Воспитатели не дразнили, но могли среди ночи гаркнуть над ухом:
— Встать! На горшок!
И могли, в порядке привития необходимых навыков, ткнуть лицом в сырое пятно на матрасе и повозить туда-сюда, приговаривая:
— Не ссы, не ссы! Не порть казенную вещь! Будь человеком!
Андрей и Павел сошлись в четырнадцать лет навечно. Вдвоем, уже выброшенным даже из детдома, им легче было защищаться от обид и невзгод. Жизнь уже научила их: не трусь и не жалей никого. В случае чего хватай кирпич, палку и бей по живому изо всей силы. Андрей сам вправил Павлу вывихнутую руку после того, как они вдвоем измолотили ни за что «маменькиного сынка» с музыкальной папочкой в руке, одетого в роскошную кожаную куртку на молниях.
И это он, Андрей, отучил Павла заикаться. Заставлял его набирать в рот камни и говорить врастяжку…
Они вместе ютились в кочегарке при Доме инвалидов. Вместе пошли в армию. Им хотелось туда, как, может, никому другому. Прельщала форма и возможность научиться владеть оружием.
— Нас не надо было учить убивать! — откровенно скажет следователю Андрей. — Мы готовы были к этому. Мальчишками мы ещё верили в какую-то справедливость. Но из нас эту веру выбили насовсем. Мы рано увидели то, что другие, домашние детки, увидят потом… Мы расчухались и смотрим — дерьмо в золоте, при машинах, а честняги — нищие, в угол забитые. Кого в Чечню забирали? Много ли там было генеральских сынков или внуков партайгеноссе? Ни хрена! Слабых притесняли! У матерей-одиночек единственного сына из рук выхватывали и на живодерню! Богатые «отмазывали» своих родных и любимых! А по телеку вещали: «Ради восстановления конституционного порядка! Во имя торжества справедливости!» Трепачи вонючие! Подонки! Народ для них, верхов этих, как был быдлом, так и остается. Или взять этих писателей… Тоже все о морали, о высоком! А сами-то, сами, если глянуть на них в упор?
Его спросили:
— Как же так, вы ведь высоко отзывались о Михайлове… Значит…
— Придуривался! Я у Ирки все про него вызнал, я понял сразу, что и она придуривается…
Ирка… Ирина Аксельрод испугалась не на шутку, когда к ней, благородной жене благородного В. С. Михайлова явился… собственный сын и с порога как из автомата:
— Вот ты где живешь, сучка! Вон в каких хоромах! Целочку разыгрываешь! Кончилось твое золотое время… Я — твой сын. Я пришел к тебе не целоваться, а чтоб сделать из тебя и твоего старика-трепача швейцарский банк. Не усекла? Ты есть — стерва. Кто бросает беззащитного ребенка — та стерва и нет ей пощады. Ты будешь жить, как жила, до тех пор, пока слушаешься меня… А если что — прикончу. Быстро, четко отвечай мне на поставленные вопросы! Готова?

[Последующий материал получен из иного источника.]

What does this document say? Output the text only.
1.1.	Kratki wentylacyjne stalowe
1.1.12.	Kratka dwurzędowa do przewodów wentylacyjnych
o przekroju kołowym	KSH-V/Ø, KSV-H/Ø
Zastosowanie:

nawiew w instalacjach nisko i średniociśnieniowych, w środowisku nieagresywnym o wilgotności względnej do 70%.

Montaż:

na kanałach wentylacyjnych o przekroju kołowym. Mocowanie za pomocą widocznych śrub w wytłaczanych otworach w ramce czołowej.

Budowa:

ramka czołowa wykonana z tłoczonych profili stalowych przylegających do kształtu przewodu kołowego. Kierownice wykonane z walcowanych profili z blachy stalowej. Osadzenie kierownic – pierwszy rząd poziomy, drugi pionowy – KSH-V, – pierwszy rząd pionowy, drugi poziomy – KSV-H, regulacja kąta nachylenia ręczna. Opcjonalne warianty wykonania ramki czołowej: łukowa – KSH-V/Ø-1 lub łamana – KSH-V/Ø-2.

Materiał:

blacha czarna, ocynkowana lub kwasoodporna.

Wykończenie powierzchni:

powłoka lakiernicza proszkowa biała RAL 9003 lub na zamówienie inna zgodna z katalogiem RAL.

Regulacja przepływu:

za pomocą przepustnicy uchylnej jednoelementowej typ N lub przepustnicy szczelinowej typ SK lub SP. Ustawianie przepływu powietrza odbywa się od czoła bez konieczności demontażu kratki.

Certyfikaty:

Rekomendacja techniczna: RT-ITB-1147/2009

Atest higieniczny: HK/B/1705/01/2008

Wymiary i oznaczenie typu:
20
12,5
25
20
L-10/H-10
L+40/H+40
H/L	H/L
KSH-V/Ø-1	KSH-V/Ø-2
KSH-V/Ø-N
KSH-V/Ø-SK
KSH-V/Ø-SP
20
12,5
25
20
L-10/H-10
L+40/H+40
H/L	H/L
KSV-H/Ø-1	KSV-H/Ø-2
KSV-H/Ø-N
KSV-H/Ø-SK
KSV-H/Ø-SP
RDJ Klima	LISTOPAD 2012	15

— Да, — еле вымолвила запуганная насмерть Ирина и выложила ему все, что её нежданный сынок хотел знать. И сколько у них с Михайловым денег, и сколько дорогих антикварных вещей, и сколько квартир, дач, машин и прочее.
Она, отдышавшись, все-таки рискнула спросить:
— Как ты узнал, что я…
Ухмыльнулся свысока:
— О чем? Что ты, сучка, моя мать? За деньги все можно. А после Чечни мы такие, что нам лучше дать архивную справку, чем не дать. У Павла голова после ранения сработала как компьютер. Он узнал про детдомовского Жорика Севрюгу. Он мамашу отыскал. Жорик загорелся её найти и нашел. Банкирша! Плохо ли! Ну Пашка мне: «У меня мамка от пьянки померла, а твоя, может, тоже какая-нибудь при больших деньгах…» Я теперь Павлу по гроб жизни обязан. Ты его шофером берешь. Ясно? Ты ведь добренькая? Так и своему объяснишь — надо, мол двух пацанят-«чеченцев» пригреть. Стихи, мол, пописывают… Опять же слава по Перебелкину про вас пойдет великая: пригрели горемык, не посчитались с расходами… Другой-то славы тебе не хотца? Нет? Или чтоб я Михайлову объявил, кем ты мне доводишься?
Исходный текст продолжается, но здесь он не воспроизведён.